Refinancing Your Traditional Mortgage with a CHIP Reverse Mortgage

For Canadians aged 55 and over, managing a traditional mortgage in retirement can be increasingly difficult — especially as interest rates rise and fixed terms expire. Many homeowners who secured low rates during the COVID-19 pandemic are now facing significantly higher monthly payments as their five-year fixed mortgages come due. For those looking to stay in their home and reduce financial stress, the CHIP Reverse Mortgage from HomeEquity Bank offers a compelling alternative.

The COVID-Era Mortgage Boom — and What Comes Next

Between 2020 and 2021, interest rates in Canada dropped to historic lows. According to the Bank of Canada, the overnight rate was reduced to 0.25% in March 2020 and remained there until early 2022. This led to a surge in five-year fixed mortgages, often locked in at rates between 2% and 3%.

Fast forward to 2025, and those same mortgages are now renewing at rates closer to 5.5% or higher. For many older Canadians, this shift means monthly payments are doubling or even tripling, placing unexpected pressure on retirement budgets.

A Real-World Example: How Payments Have Changed

Consider a homeowner who took out a $500,000 mortgage in 2020 at a fixed rate of 2.25% over five years and an amortization period of 25 years. Their monthly payment would have been approximately $2,180.

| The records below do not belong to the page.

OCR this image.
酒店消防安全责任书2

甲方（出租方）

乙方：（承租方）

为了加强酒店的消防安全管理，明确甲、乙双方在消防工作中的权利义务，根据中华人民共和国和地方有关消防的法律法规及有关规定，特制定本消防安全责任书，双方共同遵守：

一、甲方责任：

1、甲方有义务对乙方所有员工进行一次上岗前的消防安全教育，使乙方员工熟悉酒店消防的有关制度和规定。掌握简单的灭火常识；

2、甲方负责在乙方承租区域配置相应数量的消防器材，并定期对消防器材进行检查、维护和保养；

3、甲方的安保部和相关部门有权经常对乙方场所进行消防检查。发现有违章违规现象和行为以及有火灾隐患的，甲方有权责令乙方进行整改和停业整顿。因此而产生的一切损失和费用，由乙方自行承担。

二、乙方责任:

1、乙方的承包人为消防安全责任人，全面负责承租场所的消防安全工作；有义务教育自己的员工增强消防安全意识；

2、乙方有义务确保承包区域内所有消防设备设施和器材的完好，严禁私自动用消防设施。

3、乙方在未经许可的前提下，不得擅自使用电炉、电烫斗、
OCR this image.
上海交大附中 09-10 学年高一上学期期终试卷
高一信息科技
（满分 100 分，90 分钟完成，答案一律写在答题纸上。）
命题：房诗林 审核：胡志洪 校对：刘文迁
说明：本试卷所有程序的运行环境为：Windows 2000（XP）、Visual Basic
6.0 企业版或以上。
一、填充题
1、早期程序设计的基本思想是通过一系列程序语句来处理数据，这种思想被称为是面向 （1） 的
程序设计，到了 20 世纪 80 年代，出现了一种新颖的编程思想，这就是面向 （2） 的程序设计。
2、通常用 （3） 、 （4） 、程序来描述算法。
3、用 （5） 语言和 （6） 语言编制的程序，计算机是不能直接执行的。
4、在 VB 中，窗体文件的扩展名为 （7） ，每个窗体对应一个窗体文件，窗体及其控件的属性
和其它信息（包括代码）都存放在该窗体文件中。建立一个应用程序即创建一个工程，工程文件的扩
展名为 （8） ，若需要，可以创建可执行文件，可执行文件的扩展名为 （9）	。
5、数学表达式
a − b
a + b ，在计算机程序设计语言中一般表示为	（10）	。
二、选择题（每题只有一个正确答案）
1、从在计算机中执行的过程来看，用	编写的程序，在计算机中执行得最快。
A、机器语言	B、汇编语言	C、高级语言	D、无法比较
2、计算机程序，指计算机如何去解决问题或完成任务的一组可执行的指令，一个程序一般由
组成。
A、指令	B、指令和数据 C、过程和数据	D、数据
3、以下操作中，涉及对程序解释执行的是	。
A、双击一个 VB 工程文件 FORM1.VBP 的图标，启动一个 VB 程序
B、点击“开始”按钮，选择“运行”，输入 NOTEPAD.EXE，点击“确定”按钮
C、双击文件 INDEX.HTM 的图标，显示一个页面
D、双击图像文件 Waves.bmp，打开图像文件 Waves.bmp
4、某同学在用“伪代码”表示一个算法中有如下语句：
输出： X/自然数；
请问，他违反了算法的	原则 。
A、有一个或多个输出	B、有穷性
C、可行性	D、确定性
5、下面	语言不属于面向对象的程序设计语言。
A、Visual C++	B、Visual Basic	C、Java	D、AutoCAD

Now, in 2025, that same mortgage renewed at 5.5%, with the same amortization period and home value. The new monthly payment? Roughly $3,060 — an increase of $880 per month, or over $10,000 annually.

For retirees on fixed incomes, this kind of increase can be difficult to absorb. It may mean cutting back on essentials, dipping into savings, or reconsidering long-term plans.

How the CHIP Reverse Mortgage Can Help

The CHIP Reverse Mortgage allows Canadians aged 55+ to refinance their existing mortgage without the burden of monthly payments. Instead of replacing one loan with another, the reverse mortgage uses your home equity to pay off the remaining balance of your traditional mortgage. You continue to own your home, and repayment is only required when you move, sell, or pass away.

This approach can be especially helpful for those who:

  • Locked in low rates during COVID and now face higher renewals
  • Want to eliminate monthly payments to improve cash flow
  • Prefer to stay in their home rather than downsize

As outlined by the Canadian Government, reverse mortgages are regulated and designed to protect homeowners, ensuring you never owe more than your home’s fair market value.

Unlocking Equity Without Selling

Refinancing with a reverse mortgage doesn’t mean giving up your home. In fact, it’s a way to stay in the home you love, while accessing the equity you’ve built over decades. The funds can be used to pay off your mortgage, cover living expenses, or support your retirement lifestyle.

A recent article in The Globe and Mail highlights the growing popularity of reverse mortgages in Canada, noting that older homeowners are increasingly using them to manage debt and avoid selling in a high-cost housing market.

Is It Right for You?

The CHIP Reverse Mortgage is available to Canadians aged 55+, and eligibility is based on your age, home value, and location. You can use the our free calculator to estimate how much you could qualify for.

For a deeper look at how reverse mortgages compare to traditional refinancing, HomeEquity Bank’s guide to refinancing with a reverse mortgage offers valuable insights.

What Mortgage Experts Are Saying

Industry leaders like Ratehub.ca have noted that reverse mortgages are becoming a mainstream option for older Canadians. Their guide explains how they can be used to pay off existing debt, improve cash flow, and avoid selling in a volatile market.

Meanwhile, Global News reports that reverse mortgage volumes in Canada have grown steadily over the past five years, driven by rising home values and increased awareness of alternative retirement financing options.

Final Thoughts

If your five-year mortgage is coming due and you’re facing higher payments, the CHIP Reverse Mortgage offers a way to refinance without monthly obligations. It’s a solution designed for Canadians 55+ who want to stay in their home, unlock equity, and enjoy retirement with greater financial freedom.